Nací en la Villeta del Guarnipitán, un pueblo legendario a orillas del río. Allí pasé mi infancia empapado de sueños, de olores vegetales, de estrellas con rocío por la noche. Mis primeros recuerdos son los del río, lustral y azul y los de otro río, de aromado oro en las calles, ampliado en la plazoleta inmensa del puerto por donde se embarcaba la naranja que producía todo el país. Y las flores de diamela, de embalsamada blancura, que también se exportaban hacia otros lugares, para mí remotos, en el sur, desde donde subía el misterio de mundos lejanos. De todo ese tiempo pasado en la tierra sin mal, me queda el sabor, el olor de las frutas del patio: guayabas, mandarinas, chirimoyas, yvapurús, naranjas, aguacates, guavijús, granadas, pindós, limones, aratikús... El canto de los pájaros inaugurando la mañana, mugidos, relinchos, el ladrido del perro tan amigo. Y el trote del caballo zaino, al que después de ordeñar las vacas acercaba su ración de maíz, de alfalfa, de afrecho. ¡Cómo olvidar el pedazo de viento en que me convertía, camino del río, adonde lo llevaba a nadar hacia el fin de la mañana!

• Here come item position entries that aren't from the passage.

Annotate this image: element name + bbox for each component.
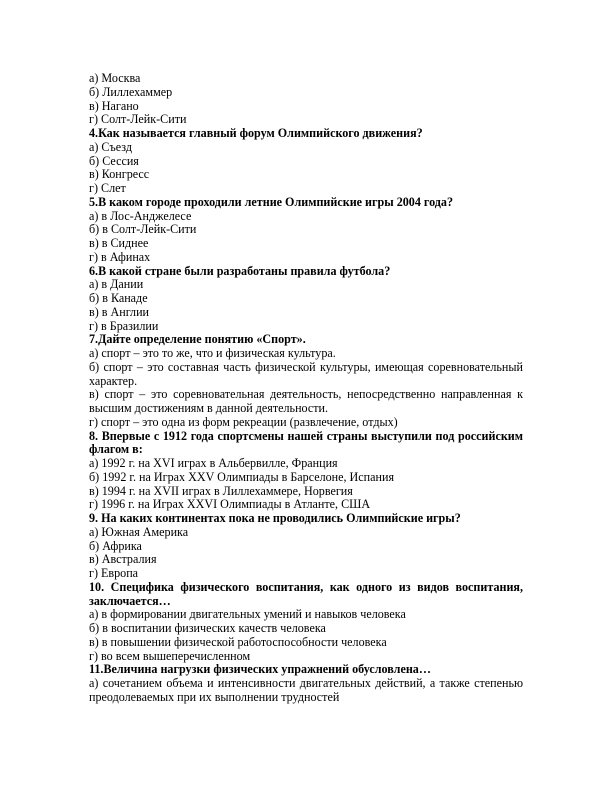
question-9: 9. На каких континентах пока не проводились Олимпийские игры?: [89, 511, 461, 525]
q9-option-b: б) Африка: [89, 538, 142, 553]
q4-option-a: а) Съезд: [89, 139, 132, 154]
document-page: [89, 72, 523, 705]
option-b: б) Лиллехаммер: [89, 84, 173, 99]
q7-option-c: в) спорт – это соревновательная деятельность, непосредственно направленная к высшим достижениям в данной деятельности.: [89, 387, 523, 415]
q8-option-a: а) 1992 г. на XVI играх в Альбервилле, Франция: [89, 456, 338, 470]
question-8: 8. Впервые с 1912 года спортсмены нашей страны выступили под российским флагом в:: [89, 428, 523, 457]
option-c: в) Нагано: [89, 98, 139, 113]
q4-option-d: г) Слет: [89, 181, 126, 195]
q11-option-a: а) сочетанием объема и интенсивности двигательных действий, а также степенью преодолеваемых при их выполнении трудностей: [89, 676, 523, 704]
option-d: г) Солт-Лейк-Сити: [89, 112, 187, 127]
q5-option-d: г) в Афинах: [89, 249, 151, 264]
q5-option-c: в) в Сиднее: [89, 236, 149, 250]
q8-option-b: б) 1992 г. на Играх XXV Олимпиады в Барселоне, Испания: [89, 469, 395, 484]
q8-option-d: г) 1996 г. на Играх XXVI Олимпиады в Атланте, США: [89, 497, 371, 512]
q5-option-b: б) в Солт-Лейк-Сити: [89, 222, 197, 237]
q10-option-d: г) во всем вышеперечисленном: [89, 648, 251, 663]
q9-option-d: г) Европа: [89, 566, 139, 580]
q4-option-c: в) Конгресс: [89, 167, 150, 182]
q7-option-b: б) спорт – это составная часть физической культуры, имеющая соревновательный характер.: [89, 359, 523, 388]
q5-option-a: а) в Лос-Анджелесе: [89, 208, 192, 223]
q4-option-b: б) Сессия: [89, 153, 139, 168]
q6-option-c: в) в Англии: [89, 304, 150, 319]
q10-option-a: а) в формировании двигательных умений и навыков человека: [89, 607, 406, 622]
q7-option-a: а) спорт – это то же, что и физическая культура.: [89, 346, 336, 360]
question-4: 4.Как называется главный форум Олимпийского движения?: [89, 126, 423, 140]
question-7: 7.Дайте определение понятию «Спорт».: [89, 332, 306, 347]
q6-option-d: г) в Бразилии: [89, 318, 159, 333]
q10-option-b: б) в воспитании физических качеств человека: [89, 621, 326, 635]
q10-option-c: в) в повышении физической работоспособности человека: [89, 634, 387, 649]
q9-option-c: в) Австралия: [89, 552, 157, 567]
question-11: 11.Величина нагрузки физических упражнений обусловлена…: [89, 662, 431, 677]
q6-option-b: б) в Канаде: [89, 291, 148, 305]
question-10: 10. Специфика физического воспитания, как одного из видов воспитания, заключается…: [89, 579, 523, 608]
q6-option-a: а) в Дании: [89, 277, 144, 292]
question-5: 5.В каком городе проходили летние Олимпийские игры 2004 года?: [89, 194, 454, 209]
q7-option-d: г) спорт – это одна из форм рекреации (развлечение, отдых): [89, 414, 398, 429]
q8-option-c: в) 1994 г. на XVII играх в Лиллехаммере, Норвегия: [89, 483, 353, 498]
option-a: а) Москва: [89, 71, 141, 85]
q9-option-a: а) Южная Америка: [89, 524, 189, 539]
question-6: 6.В какой стране были разработаны правила футбола?: [89, 263, 391, 278]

Tenía once años, en Villeta, cuando un día vinieron a buscar a mi padre. Eran policías al servicio del dictador de entonces. Como no lo encontraron, el comisario del pueblo hizo que, en compensación, me retuvieran a mí, para descargar su ira seguramente. Unas horas expuesto en la ventana de la comisaría, para escarnio ante la mirada de mis compueblanos, me hicieron comprender, experimentar en carne viva la injusticia, tanto más dolorosa porque la arbitrariedad se ensañaba contra la inocencia infantil. Pese a las inmensas ganas, no lloré aquel mediodía estival en que conocí la antesala del infierno de la prisión.
Rubén BAREIRO SAGUIER, Ojo por diente, Plaza y Janés, Barcelona, 1985.